Repatriation is a move that US officials see as a sign of hope in a long-frustrated effort to return thousands of Iraqis from the camp, known as fertile ground for young ISIS fighters.
During an unannounced visit to Syria on Friday, the high-level US general for the Middle East, Marine General Frank McKenzie, expressed optimism about the relocation of the al-Hol camp. He repeatedly warned that the youth in the camps were “radicalized” and would become the next generation of dangerous fighters.
“It would be the first step in many repatriations of this type, and I think it will be the key to bringing down the population in the al-Hol camp, and indeed in other camps in the region,” he said. McKenzie told reporters traveling with him in Syria.
“Nations must bring back their citizens, repatriate them, reintegrate them, de-radicalize them if necessary and make them productive elements of society.”
A little skepticism
A senior US official said the transfer of people from the camp to northeastern Syria is one of many issues the US and Iraqi governments are discussing as they develop a roadmap for future diplomatic relations and military. It was raised in meetings on Thursday when McKenzie made an unexpected stop in the capital Baghdad. The official spoke on condition of anonymity to discuss internal deliberations.
Iraqi leaders spoke earlier this year about the repatriation of some of their citizens, but did not follow up. So plans for next week were met with a bit of skepticism, and it didn’t seem clear whether this would be a game-changing first step or a one-time deal.
Al-Hol camp is home to up to 70,000 people – mostly women and children – displaced by the civil war in Syria and the battle against the armed group ISIS. Half are Iraqis. Around 10,000 foreigners are housed in a secure annex, and many in the camp remain staunch supporters of ISIL.

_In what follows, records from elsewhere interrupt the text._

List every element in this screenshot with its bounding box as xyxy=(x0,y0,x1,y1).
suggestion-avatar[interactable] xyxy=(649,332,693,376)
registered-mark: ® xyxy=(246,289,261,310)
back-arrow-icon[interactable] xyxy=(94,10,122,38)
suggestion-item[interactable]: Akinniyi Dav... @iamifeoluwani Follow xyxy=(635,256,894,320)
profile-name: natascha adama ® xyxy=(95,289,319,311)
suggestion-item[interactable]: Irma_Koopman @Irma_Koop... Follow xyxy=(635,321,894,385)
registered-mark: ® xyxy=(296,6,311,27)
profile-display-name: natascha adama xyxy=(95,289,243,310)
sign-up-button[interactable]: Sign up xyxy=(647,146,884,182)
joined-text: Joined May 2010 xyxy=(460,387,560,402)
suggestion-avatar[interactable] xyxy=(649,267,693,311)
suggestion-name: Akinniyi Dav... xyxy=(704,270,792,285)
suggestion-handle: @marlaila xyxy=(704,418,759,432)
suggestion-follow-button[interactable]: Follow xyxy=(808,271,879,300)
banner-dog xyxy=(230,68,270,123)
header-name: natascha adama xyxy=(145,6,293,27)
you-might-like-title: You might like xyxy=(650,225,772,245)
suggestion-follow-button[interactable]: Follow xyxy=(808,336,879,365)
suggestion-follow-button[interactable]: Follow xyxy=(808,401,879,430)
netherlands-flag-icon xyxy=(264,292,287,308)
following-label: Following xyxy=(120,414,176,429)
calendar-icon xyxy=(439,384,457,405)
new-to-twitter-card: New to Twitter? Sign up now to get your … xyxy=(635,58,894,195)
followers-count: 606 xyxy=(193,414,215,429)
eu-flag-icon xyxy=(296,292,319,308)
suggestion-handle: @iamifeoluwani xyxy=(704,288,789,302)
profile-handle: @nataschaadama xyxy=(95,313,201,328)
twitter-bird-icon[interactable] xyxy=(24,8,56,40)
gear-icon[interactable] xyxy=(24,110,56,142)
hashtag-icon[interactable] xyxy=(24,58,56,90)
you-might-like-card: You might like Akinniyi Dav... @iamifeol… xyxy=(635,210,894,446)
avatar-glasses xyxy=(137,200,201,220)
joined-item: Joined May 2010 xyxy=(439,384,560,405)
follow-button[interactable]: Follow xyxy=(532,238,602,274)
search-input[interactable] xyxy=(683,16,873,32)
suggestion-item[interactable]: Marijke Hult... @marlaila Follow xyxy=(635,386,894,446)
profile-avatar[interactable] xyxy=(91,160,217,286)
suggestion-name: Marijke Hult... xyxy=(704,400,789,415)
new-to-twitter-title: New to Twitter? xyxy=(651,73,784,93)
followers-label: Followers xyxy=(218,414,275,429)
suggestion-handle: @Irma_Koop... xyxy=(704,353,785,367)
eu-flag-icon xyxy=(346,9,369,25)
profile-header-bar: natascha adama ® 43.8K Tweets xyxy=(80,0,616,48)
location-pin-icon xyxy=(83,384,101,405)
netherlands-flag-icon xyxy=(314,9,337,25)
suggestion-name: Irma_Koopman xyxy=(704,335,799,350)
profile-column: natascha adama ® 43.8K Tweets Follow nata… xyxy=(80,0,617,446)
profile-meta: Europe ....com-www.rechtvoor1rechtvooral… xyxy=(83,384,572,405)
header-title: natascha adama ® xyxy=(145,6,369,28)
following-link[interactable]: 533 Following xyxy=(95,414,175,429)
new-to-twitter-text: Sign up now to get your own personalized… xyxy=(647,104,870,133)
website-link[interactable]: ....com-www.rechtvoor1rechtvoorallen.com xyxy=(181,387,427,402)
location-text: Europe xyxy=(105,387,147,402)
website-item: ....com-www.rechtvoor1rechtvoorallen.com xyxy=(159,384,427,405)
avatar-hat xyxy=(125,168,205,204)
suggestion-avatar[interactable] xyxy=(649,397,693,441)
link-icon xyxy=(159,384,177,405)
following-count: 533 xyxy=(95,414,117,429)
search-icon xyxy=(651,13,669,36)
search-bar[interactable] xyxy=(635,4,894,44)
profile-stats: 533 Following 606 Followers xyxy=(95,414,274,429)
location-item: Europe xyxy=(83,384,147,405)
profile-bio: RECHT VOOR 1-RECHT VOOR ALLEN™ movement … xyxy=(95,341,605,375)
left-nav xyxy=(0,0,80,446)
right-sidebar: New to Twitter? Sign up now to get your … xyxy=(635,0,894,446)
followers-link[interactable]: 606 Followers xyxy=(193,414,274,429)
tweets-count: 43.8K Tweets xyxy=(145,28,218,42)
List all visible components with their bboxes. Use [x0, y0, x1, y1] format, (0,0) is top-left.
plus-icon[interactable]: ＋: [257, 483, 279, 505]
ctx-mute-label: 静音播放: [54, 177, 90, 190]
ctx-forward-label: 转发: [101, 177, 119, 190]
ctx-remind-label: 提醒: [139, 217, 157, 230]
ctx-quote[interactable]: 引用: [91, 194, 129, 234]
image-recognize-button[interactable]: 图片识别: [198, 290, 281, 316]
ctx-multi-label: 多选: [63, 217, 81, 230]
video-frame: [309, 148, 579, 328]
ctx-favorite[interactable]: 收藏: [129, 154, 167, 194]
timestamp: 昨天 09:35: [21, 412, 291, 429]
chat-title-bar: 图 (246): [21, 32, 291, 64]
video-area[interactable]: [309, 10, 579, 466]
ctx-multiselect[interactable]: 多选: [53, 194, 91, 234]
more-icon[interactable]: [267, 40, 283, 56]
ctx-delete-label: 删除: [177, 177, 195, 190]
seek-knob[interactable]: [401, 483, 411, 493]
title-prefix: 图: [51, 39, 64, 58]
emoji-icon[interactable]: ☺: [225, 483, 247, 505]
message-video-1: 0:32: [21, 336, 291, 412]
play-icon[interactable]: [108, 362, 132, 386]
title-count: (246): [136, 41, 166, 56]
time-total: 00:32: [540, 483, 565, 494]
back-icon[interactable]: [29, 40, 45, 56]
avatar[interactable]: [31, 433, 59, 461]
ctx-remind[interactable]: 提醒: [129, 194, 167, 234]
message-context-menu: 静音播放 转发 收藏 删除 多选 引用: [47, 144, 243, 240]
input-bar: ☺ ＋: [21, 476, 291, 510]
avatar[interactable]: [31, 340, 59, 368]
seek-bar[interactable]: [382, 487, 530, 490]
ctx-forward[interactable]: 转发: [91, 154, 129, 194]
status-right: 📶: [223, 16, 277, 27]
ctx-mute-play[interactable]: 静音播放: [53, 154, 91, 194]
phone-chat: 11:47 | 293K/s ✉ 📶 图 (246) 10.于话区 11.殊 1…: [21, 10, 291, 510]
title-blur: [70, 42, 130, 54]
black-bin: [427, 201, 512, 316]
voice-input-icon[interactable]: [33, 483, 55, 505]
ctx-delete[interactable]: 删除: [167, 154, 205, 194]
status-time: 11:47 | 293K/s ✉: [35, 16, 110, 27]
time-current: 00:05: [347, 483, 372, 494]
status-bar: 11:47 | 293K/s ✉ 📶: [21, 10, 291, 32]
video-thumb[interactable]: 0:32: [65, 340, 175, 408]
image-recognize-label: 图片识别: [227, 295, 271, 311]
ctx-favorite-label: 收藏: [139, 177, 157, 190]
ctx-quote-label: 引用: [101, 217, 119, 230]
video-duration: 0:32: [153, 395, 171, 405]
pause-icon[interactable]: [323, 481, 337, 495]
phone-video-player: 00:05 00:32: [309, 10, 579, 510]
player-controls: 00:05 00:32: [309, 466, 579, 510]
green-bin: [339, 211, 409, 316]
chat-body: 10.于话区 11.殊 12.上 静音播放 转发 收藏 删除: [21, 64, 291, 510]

Many countries have refused to repatriate their citizens who were among those from around the world who came to join ISIS after declaring a “caliphate” in 2014. The group’s physical hold on the territory ended in 2017, but many countries are reluctant to repatriate their citizens, fearing their ties to ISIL.
‘Pay a high price’
In late March, the main US-backed Kurdish force in northeastern Syria conducted a five-day sweep inside al-Hol with the help of US forces. At least 125 suspects have been arrested.
Since then, McKenzie said on Friday, security has improved at the camp. But, he added, security has no real effect on radicalizing the youth there.
“That’s what concerns me,” he said, as he stood at a base in northeastern Syria, not far from the Turkish border. “ISIL’s ability to reach out, reach out to these young people and transform them – in a way that, unless we can find a way to take it back, will pay a heavy price down the road.
As McKenzie crisscrossed eastern Syria, stopping at four US outposts, his message was short and to the point: US forces remain in Syria to fight the remnants of ISIS, so fighters cannot not regroup. Pockets of ISIS are still active, particularly west of the Euphrates in large swathes of ungoverned territory controlled by the Syrian government led by President Bashar al-Assad.
“There and in the camps, the underlying conditions of poverty and sectarianism that gave rise to ISIS still exist,” said British Brigadier-General Richard Bell, Deputy Commander-General of the Coalition Struggle against ISIS in Iraq and Syria, which traveled with McKenzie. .
McKenzie said it was important to keep up the pressure against the armed group “because ISIS still has an ambitious goal of attacking the homeland of the United States.”
“We want to prevent that from happening.”